The central parity rate of the renminbi, or the yuan, weakened 133 basis points to 6.8915 against the U.S. dollar Wednesday, according to the China Foreign Exchange Trade System.
The central bank on Wednesday, for the fourth consecutive business day, skipped the open market operations of reverse repos, a process where it purchases securities from banks with an agreement to sell them back in the future.
"China may pursue a balanced liquidity supply tilting toward tightening and increases to the cost of capital, as the central bank aims to reduce the debt level at financial institutions," according to a report by Hua Chuang Securities.
Meanwhile, China will steadily liberalize the yuan's use on the capital account, which makes the currency convertible for investment purposes, as part of the wider strategy to make the yuan a global currency, according to the central bank.
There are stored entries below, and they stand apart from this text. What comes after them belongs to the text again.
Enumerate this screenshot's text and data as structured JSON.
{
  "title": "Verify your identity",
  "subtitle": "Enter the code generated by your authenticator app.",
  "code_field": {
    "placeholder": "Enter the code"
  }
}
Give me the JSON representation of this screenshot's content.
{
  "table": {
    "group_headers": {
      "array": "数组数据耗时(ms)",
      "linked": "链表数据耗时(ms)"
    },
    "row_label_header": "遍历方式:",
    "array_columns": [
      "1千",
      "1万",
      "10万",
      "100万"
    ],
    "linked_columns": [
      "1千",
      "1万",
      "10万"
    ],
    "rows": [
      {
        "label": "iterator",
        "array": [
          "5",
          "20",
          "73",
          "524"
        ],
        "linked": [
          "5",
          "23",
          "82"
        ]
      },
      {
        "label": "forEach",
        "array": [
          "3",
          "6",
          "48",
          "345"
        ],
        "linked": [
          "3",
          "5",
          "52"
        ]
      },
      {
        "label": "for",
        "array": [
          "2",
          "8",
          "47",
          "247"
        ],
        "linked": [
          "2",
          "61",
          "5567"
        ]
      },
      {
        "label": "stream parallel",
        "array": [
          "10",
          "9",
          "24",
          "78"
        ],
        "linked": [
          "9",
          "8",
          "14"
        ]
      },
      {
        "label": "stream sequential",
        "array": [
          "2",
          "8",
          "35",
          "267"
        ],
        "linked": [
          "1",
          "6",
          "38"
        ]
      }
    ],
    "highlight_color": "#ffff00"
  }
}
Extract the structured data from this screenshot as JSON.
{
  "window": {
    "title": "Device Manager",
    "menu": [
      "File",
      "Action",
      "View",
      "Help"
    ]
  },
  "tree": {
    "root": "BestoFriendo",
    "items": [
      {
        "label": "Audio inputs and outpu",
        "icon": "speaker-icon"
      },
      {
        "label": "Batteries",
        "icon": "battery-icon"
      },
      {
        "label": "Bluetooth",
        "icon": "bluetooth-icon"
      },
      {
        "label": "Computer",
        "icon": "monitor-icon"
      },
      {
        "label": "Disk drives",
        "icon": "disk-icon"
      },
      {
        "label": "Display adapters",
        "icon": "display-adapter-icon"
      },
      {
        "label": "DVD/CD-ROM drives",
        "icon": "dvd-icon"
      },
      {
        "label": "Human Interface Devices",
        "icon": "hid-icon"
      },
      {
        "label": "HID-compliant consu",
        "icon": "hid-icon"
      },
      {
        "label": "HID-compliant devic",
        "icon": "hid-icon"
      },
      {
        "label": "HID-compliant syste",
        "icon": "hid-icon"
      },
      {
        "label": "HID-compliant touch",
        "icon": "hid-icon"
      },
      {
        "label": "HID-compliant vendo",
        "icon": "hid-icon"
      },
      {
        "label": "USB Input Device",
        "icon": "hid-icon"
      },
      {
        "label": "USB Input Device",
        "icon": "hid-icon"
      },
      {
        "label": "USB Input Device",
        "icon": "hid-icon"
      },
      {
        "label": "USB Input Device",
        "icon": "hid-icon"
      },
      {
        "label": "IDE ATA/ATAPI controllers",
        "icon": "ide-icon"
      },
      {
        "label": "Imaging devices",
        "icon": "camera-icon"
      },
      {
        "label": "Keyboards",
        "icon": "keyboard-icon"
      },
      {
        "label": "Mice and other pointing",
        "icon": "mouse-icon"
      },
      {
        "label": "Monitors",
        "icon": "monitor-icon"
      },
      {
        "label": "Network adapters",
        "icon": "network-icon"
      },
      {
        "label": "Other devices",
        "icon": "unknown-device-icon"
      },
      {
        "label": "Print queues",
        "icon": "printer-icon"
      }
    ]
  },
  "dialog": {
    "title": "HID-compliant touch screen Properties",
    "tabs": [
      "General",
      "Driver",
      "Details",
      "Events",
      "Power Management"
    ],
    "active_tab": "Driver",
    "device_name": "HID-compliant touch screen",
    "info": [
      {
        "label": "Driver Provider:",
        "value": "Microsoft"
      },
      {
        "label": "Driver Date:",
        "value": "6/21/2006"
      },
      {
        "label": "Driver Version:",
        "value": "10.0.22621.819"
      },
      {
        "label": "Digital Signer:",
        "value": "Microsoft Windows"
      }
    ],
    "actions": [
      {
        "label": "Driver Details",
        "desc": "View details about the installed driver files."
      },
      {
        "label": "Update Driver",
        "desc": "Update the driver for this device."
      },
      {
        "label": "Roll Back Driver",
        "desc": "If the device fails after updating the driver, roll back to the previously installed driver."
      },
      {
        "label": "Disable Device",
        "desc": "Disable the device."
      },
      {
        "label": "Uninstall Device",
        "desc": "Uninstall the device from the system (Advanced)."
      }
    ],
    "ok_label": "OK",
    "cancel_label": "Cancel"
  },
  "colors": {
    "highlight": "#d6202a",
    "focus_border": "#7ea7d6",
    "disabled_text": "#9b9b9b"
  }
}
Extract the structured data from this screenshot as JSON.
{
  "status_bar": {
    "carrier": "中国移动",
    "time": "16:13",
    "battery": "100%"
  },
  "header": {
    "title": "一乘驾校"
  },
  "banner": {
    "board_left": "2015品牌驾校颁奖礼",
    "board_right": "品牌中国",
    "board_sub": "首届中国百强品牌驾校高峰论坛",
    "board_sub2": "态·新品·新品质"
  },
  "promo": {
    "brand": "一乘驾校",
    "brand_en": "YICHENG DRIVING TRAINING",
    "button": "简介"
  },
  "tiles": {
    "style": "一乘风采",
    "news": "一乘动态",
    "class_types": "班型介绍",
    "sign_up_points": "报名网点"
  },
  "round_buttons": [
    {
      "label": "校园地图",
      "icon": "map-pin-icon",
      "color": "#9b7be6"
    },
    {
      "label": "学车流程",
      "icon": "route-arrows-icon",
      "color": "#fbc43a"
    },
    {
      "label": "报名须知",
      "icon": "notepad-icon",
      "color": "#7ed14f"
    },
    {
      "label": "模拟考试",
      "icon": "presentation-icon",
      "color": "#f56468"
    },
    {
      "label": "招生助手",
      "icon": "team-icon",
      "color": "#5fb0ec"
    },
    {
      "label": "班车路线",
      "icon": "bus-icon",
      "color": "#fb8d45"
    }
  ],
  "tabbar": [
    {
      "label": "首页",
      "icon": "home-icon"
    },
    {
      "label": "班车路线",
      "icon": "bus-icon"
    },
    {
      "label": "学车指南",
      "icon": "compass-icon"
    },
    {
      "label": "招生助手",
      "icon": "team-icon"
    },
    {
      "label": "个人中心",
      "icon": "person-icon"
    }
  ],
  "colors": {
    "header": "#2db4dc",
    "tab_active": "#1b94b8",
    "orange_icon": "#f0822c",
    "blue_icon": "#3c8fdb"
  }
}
More should be done to enhance the yuan's role in investment, reserves and financial transactions.
When pushing for the currency's use in cross-border transactions, it needs to be convertible on the capital account, according to Yi Gang, deputy central bank governor.
In China's spot foreign exchange market, the yuan is allowed to rise or fall by 2 percent from the central parity rate each trading day.
The central parity rate of the yuan against the U.S. dollar is based on a weighted average of prices offered by market makers before the opening of the interbank market each business day.